In other words, much of the state apparatus – and especially, important parts of the CIA, NSA and FBI – has turned on the Bush administration.
Republicans in Congress have begun to call the Bush administration to account. The anti-torture amendment, which had been pushed by the U.S. military, was sponsored by Senator John McCain. Over Bush's objections, Congress voted for it by an overwhelming margin – with the Senate voting for it 90 to 9. Of course, no one seriously believes the U.S. will stop using torture. But just like every other government, it just won't do it openly. The amendment is only a signal that Congress has had enough of Bush thumbing his nose at U.S. allies, which gets in the way of U.S. policy.
What is more significant is that starting in early February, Judiciary Chairman Arlen Specter will open the investigation into the NSA charges, charges that could lead to impeachment, or even the possibility of criminal charges being filed.
This is not to say that impeachment is likely. As John Murtha told 60 Minutes: "We want the Bush administration to succeed." But impeachment is a threat. The Bush administration is being boxed in.
This sudden cascade of indictments and attacks against the Bush administration and its allies cannot just be dismissed as the periodic house cleaning after the corruption caused by one party having dominated government for a while. It is more than that. The state apparatus is asserting itself against a Bush administration, which seemed to believe it had been given "a mandate" to ride roughshod over them.
The Democrats, for the most part, have just stood aside, hoping to see the Bush administration self-destruct. For them, it's the best possible world: they don't have to do anything against the interests of the bourgeoisie, and at the same time, by doing nothing they aren't overtly antagonizing their own voting base, broad parts of the working class.
Certainly, it can be gratifying for workers to see Bush come under fire, to have the entire gang of scoundrels be brought up on charges.
But the side that is attacking him does not represent the interests of working people any more than Bush does.
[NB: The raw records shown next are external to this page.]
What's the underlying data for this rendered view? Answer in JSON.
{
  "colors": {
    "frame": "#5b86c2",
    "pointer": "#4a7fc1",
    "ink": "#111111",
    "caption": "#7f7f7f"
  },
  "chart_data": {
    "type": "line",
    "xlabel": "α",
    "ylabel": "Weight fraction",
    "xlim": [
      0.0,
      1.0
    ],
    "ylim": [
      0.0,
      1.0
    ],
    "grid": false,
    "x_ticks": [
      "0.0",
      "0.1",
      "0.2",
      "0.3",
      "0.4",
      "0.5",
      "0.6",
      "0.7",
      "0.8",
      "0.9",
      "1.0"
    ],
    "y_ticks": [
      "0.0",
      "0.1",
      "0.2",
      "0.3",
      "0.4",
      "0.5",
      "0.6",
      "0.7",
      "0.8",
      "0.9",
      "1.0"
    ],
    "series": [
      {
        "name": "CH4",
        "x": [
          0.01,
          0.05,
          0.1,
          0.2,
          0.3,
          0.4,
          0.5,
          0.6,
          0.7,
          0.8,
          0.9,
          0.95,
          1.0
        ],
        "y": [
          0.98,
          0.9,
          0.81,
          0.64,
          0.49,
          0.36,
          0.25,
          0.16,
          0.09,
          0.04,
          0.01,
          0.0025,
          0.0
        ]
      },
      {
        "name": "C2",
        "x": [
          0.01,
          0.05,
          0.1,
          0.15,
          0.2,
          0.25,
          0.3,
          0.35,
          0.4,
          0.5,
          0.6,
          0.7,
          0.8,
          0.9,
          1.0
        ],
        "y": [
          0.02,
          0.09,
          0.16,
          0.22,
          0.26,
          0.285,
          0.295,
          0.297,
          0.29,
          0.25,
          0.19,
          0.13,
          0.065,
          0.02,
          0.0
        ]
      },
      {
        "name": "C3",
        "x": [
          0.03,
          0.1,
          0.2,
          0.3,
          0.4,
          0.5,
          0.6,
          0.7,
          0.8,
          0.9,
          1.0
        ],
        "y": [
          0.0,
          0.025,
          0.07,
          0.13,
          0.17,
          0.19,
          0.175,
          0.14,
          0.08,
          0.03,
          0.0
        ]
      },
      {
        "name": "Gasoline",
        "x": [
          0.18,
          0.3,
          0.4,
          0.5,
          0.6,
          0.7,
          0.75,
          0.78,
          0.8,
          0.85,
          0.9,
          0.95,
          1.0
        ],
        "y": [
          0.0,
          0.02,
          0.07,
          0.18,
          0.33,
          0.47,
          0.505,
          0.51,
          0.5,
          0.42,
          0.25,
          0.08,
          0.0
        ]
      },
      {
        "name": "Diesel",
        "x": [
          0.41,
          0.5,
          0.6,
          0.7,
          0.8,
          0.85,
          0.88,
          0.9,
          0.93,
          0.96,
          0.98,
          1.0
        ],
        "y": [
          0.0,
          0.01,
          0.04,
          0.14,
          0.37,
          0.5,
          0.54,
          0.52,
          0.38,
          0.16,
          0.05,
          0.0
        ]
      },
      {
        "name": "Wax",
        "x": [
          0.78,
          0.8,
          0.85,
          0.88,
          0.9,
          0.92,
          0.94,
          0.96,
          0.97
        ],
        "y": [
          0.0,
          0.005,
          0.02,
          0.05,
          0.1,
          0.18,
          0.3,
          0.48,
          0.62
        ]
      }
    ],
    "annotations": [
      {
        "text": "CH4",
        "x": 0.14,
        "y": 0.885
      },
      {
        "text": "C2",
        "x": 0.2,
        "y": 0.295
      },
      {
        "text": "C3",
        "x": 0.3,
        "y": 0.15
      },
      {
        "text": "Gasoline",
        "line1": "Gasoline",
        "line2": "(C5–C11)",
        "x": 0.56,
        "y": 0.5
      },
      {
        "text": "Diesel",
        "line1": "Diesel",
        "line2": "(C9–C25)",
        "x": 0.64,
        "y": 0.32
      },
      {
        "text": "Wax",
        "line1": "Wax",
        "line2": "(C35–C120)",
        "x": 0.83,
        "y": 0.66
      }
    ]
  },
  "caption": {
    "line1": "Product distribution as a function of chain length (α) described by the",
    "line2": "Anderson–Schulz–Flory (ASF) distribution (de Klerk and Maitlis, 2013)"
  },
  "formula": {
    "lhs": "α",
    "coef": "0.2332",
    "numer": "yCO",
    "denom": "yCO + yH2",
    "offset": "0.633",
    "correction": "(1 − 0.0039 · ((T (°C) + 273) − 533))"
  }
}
What's the difference to working people if the U.S. is more efficient at establishing greater U.S. imperial domination over the Middle East? Certainly, it is of no help to workers if there are more Social Security "reforms' which force working people to pay higher taxes and work more years for benefits that are increasingly stingy.
Neither will the offensive against the working class be any slower, if the Democrats take back the Congress or presidency in the coming years, and put their own cronies at the head of these agencies. The Democrats voted for every resolution on the war, and they were the ones who pushed Bush to resurrect those Social Security "reforms." They helped cut public services leading to such disasters as the one on the Gulf Coast after Katrina. And today, even while they criticize Bush for appointing Samuel Alito, someone who has openly opposed Roe v Wade, to the Supreme Court, they pretend there is nothing they can do about it – which, quite obviously, is not true. They have all the means they need to stall the nomination, preventing any vote from ever taking place on him. Up until now, they"ve made it clear they won't do it.
This is a fight between the bourgeoisie's state apparatus and its political parties over the best way to impose the interests of the American ruling class on working people in this country and on the rest of the world. Maybe we can enjoy the spectacle of them squabbling with each other, but at the end of the game, whoever wins will still be a faithful part of the bourgeoisie's team.